I want a Sugar Glider!!!


----------



## nekomi (Nov 23, 2005)

Old thread, but... 

If I could get another cat, I would probably get a seal point Snowshoe... or a bicolor Snowshoe. I also saw an AMAZING silver spotted tabby Turkish Angora at a cat show today. If they weren't so expensive, I would get a Turkish Angora kitten from that breeder in a heartbeat! May be worth saving up for... 

The only breed of dog that my husband and I are interested in are Siberian Huskies. There's a pretty Husky girl on Petfinder that I've been watching with interest, but my main concern is for my cats - huskies are known to have a high prey drive and I don't want to put them in any danger.

As for other animals, I would love to get a young Jungle Carpet Python (I already own two other snakes, a Brazilian Rainbow Boa and a Leucistic Texas Ratsnake), or a small bird (lutino cockatiel, sun conure, or rainbow lorikeet). I'm also setting up a saltwater aquarium right now... I have one other aquarium, a small planted dwarf cichlid setup.

What can I say, I love animals :lol:


----------



## Birdgirl (Apr 6, 2005)

Hmmmm... I don't think that I would get another cat (at least not for a lonnnnng time). But as for other animals. I would like to have....
A Green cheek conure 
A rose breasted cockatoo
An african grey
A sugar glider (probably 2 )
and a dog... one of the small breeds. 
 

I already have 8 cats... a blue and gold macaw.. 12 cockatiels.. and a bunny


----------



## Willow771 (Jun 20, 2005)

A French Bulldog


----------



## AllergyCat (Aug 7, 2005)

Hmmm.....(fun old thread to bring back!)

I'd say another dog. Have to be an Irish Wolfhound.

Already owned by four cats, two German Shepherds, and two Chinese Cresteds.


----------



## Birdgirl (Apr 6, 2005)

Love chinese crested dogs they are adorable.  .... I would like to have either a yorkie, a chihuahua, a cocker spaniel, a daschund, or a chinese crested  (but they are kind of hard to find around here.. unless you go to a breeder but I would like to adopt)


----------



## oransmom (Sep 24, 2004)

I would love to rescue a greyhound !!


----------



## Stephie (Feb 4, 2005)

A tortoise...and then lots more puss cats....a burmese, a norwegian forest cat and a sphynx


----------



## roseeden (May 18, 2005)

No more pets for me.

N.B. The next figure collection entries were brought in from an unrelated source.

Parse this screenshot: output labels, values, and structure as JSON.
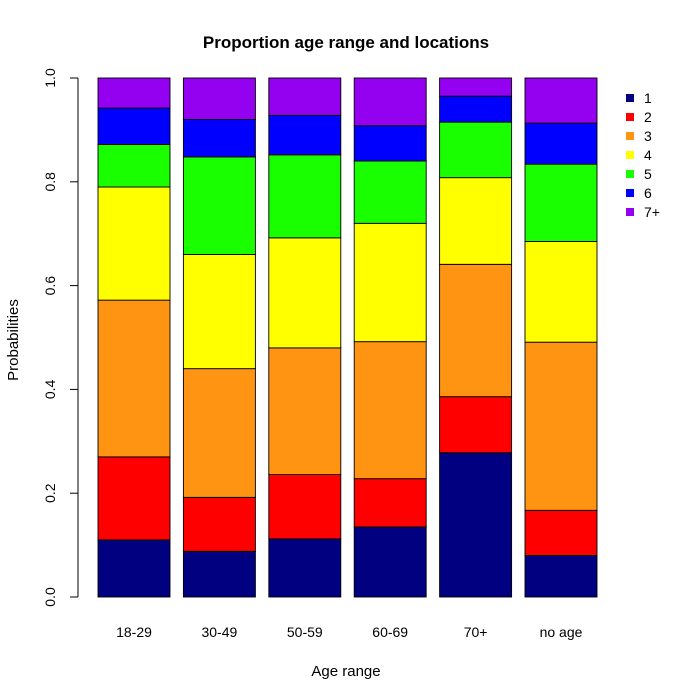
{
  "chart_data": {
    "type": "bar",
    "stacked": true,
    "title": "Proportion age range and locations",
    "xlabel": "Age range",
    "ylabel": "Probabilities",
    "ylim": [
      0,
      1
    ],
    "yticks": [
      "0.0",
      "0.2",
      "0.4",
      "0.6",
      "0.8",
      "1.0"
    ],
    "grid": false,
    "legend_position": "top-right",
    "categories": [
      "18-29",
      "30-49",
      "50-59",
      "60-69",
      "70+",
      "no age"
    ],
    "series": [
      {
        "name": "1",
        "color": "#000080",
        "values": [
          0.11,
          0.088,
          0.112,
          0.135,
          0.278,
          0.08
        ]
      },
      {
        "name": "2",
        "color": "#ff0000",
        "values": [
          0.16,
          0.104,
          0.124,
          0.093,
          0.108,
          0.087
        ]
      },
      {
        "name": "3",
        "color": "#ff9412",
        "values": [
          0.302,
          0.248,
          0.244,
          0.264,
          0.255,
          0.324
        ]
      },
      {
        "name": "4",
        "color": "#ffff00",
        "values": [
          0.218,
          0.22,
          0.212,
          0.228,
          0.167,
          0.194
        ]
      },
      {
        "name": "5",
        "color": "#19ff00",
        "values": [
          0.082,
          0.188,
          0.16,
          0.12,
          0.107,
          0.149
        ]
      },
      {
        "name": "6",
        "color": "#0000ff",
        "values": [
          0.07,
          0.072,
          0.076,
          0.068,
          0.05,
          0.079
        ]
      },
      {
        "name": "7+",
        "color": "#9400f0",
        "values": [
          0.058,
          0.08,
          0.072,
          0.092,
          0.035,
          0.087
        ]
      }
    ]
  }
}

I have too many already.


----------



## Jimmyness (Dec 31, 2005)

I'd really like a snake, its like the only type of pet i havent had :lol: .... or a goat or a chicken


----------



## ~dawn~ (Jan 11, 2006)

oransmom said:


> I would love to rescue a greyhound !!


Me too! But DH thinks they look like big rats :evil: He would probably prefer a lab, he used to have the most beautiful chocolate brown female, but she was run over after his ex-wife threw him out....the ex wasn't really keeping a close eye on her and she got away  

But if we were to get a dog, we'd probably just go to the SPCA and get one.


----------



## Furbabies (Jan 28, 2006)

I dunno....
If I got another cat, I would just head down to the shelter and fall in love with one....
For other pets, 
LOL another dog or rabbit  From the shelter.
Cats, dogs, and rabbits....What my life revolves around


----------



## seashell (Dec 5, 2003)

*other pets*

I'm sure Jimmy wouldn't tolerate another cat..
But if I was just day dreaming, I would love a Maine **** or Norwegian Forest Cat. Or maybe a Turkish Van.
As for other animals..if we lived in the country I think I'd like a sweet little Donkey.  

seashell


----------